Microtubule-binding proteins are a group of molecules that associate with microtubules, regulate the structural properties of microtubules, and thereby participate in diverse microtubule-mediated cellular activities. A recent mass spectrometry-based proteomic study has identified microtubule-associated protein 7 (MAP7) domain-containing 3 (Mdp3) as a potential microtubule-binding protein. However, its subcellular localization and functional importance are not characterized. In this study, by GST-pulldown assays, we found that Mdp3 interacted with tubulin both in cells and in vitro. Immunofluorescence microscopy and microtubule cosedimentation assays revealed that Mdp3 also associated with microtubules. Serial deletion experiments showed that the two coiled coil motifs of Mdp3 were critical for its interaction with tubulin and microtubules. Cold recovery and nocodazole washout assays further demonstrated an important role for Mdp3 in regulating cellular microtubule assembly. Our data also showed that Mdp3 significantly enhanced the stability of cellular microtubules. By tubulin turbidity assay, we found that Mdp3 could promote microtubule assembly and stability in the purified system. In addition, we found that Mdp3 expression varied during the cell cycle and in primary tissues. These findings thus establish Mdp3 as a novel microtubule-binding protein that regulates microtubule assembly and stability.

Microfilament-associated Protein 7 Increases the Membrane Expression of Transient Receptor Potential Vanilloid 4 (TRPV4)

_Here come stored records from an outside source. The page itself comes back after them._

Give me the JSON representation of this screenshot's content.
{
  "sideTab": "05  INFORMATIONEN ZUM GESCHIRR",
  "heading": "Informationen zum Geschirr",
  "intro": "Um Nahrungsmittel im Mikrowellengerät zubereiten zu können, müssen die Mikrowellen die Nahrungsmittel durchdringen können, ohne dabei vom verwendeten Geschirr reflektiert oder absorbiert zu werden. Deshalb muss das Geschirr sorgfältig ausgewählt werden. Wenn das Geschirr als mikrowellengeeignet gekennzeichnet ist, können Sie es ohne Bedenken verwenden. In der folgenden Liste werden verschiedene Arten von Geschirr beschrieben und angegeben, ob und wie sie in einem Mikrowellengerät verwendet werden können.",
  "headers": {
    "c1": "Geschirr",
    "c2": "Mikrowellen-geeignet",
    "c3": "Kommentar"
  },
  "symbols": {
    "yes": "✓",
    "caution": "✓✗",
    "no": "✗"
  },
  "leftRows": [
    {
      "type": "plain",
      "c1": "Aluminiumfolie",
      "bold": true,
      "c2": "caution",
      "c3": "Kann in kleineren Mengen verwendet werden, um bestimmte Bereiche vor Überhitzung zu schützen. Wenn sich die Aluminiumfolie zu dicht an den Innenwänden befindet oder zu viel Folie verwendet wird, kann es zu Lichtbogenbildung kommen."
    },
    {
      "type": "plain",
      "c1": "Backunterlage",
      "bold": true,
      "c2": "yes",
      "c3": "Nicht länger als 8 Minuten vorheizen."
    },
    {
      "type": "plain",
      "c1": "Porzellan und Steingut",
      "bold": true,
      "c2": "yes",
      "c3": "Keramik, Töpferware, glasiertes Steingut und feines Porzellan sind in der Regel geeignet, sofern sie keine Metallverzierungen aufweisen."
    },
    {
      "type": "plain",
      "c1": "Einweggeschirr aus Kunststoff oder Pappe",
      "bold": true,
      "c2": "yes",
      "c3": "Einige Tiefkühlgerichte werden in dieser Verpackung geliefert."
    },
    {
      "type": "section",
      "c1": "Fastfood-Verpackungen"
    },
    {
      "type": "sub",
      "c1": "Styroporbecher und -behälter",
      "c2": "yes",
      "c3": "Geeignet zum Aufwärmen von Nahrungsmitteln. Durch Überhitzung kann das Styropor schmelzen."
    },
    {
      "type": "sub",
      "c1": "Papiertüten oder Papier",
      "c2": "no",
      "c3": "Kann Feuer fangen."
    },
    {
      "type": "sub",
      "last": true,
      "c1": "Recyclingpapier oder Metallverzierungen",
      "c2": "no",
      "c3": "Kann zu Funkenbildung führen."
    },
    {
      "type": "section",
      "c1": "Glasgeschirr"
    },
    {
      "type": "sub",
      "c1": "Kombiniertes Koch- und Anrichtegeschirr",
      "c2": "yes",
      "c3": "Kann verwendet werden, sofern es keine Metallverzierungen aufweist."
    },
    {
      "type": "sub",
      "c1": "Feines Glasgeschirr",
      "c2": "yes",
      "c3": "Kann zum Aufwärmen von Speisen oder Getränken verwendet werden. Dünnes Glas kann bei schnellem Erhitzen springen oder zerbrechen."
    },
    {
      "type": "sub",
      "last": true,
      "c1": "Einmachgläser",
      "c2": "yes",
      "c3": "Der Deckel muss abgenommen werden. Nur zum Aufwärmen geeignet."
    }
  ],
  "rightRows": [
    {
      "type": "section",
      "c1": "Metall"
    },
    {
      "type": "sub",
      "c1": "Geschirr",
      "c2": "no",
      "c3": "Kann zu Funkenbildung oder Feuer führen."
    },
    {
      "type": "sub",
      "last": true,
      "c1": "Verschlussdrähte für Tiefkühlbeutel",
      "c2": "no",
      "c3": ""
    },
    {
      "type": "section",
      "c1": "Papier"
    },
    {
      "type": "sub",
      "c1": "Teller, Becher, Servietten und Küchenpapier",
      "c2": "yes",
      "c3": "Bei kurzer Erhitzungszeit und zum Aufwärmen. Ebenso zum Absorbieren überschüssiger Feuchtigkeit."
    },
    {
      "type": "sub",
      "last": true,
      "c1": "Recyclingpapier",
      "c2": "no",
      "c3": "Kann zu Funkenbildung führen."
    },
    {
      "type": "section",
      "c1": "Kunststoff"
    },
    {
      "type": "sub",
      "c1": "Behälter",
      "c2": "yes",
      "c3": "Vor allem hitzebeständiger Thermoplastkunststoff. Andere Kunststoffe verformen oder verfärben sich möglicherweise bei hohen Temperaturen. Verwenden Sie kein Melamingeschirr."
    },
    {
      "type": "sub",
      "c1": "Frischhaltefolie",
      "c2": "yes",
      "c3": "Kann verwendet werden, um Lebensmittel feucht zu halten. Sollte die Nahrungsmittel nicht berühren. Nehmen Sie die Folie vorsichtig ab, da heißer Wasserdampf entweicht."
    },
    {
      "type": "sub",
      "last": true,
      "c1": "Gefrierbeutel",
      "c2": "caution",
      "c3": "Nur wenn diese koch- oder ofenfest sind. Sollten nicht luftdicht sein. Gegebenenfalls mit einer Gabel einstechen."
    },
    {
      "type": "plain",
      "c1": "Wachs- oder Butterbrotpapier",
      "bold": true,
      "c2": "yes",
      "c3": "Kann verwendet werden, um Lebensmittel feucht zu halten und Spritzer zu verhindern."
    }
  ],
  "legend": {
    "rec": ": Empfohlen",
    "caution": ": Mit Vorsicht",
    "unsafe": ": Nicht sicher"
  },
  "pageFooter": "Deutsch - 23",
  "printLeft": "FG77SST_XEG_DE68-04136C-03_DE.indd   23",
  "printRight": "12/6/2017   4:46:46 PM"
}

The molecular mechanism of the transmission of changes in the shape of the cell surface to ion channels remains obscure. Ca2+ influx induced by cell deformity is inhibited by actin-freezing reagents, suggesting that the actin microfilament couples with an ion channel. Transient receptor potential vanilloid 4 (TRPV4) is a candidate in the calcium-permeable, swelling-activated mechanosensitive channel in heterogeneously expressed cells. To investigate the mechanosensitive molecular complex, we found that microtubule-associated protein 7 (MAP7) is the mouse TRPV4 C-terminal binding protein. MAP7 was coimmunoprecipitated with TRPV4. The results of a pull-down assay demonstrated that the alignment of amino acids 798-809 of TRPV4 was important in this interaction. TRPV4 and MAP7 colocalized in the lung and kidney. The coexpression of these two molecules resulted in the redistribution of TRPV4 toward the membrane and increased its functional expression. The alignment of amino acids 798-809 of TRPV4 was also important in the functional expression. The activated current was abolished by actin-freezing but not by microtubule-freezing reagents. We therefore believe that MAP7 may enhance the membrane expression of TRPV4 and possibly link cytoskeletal microfilaments.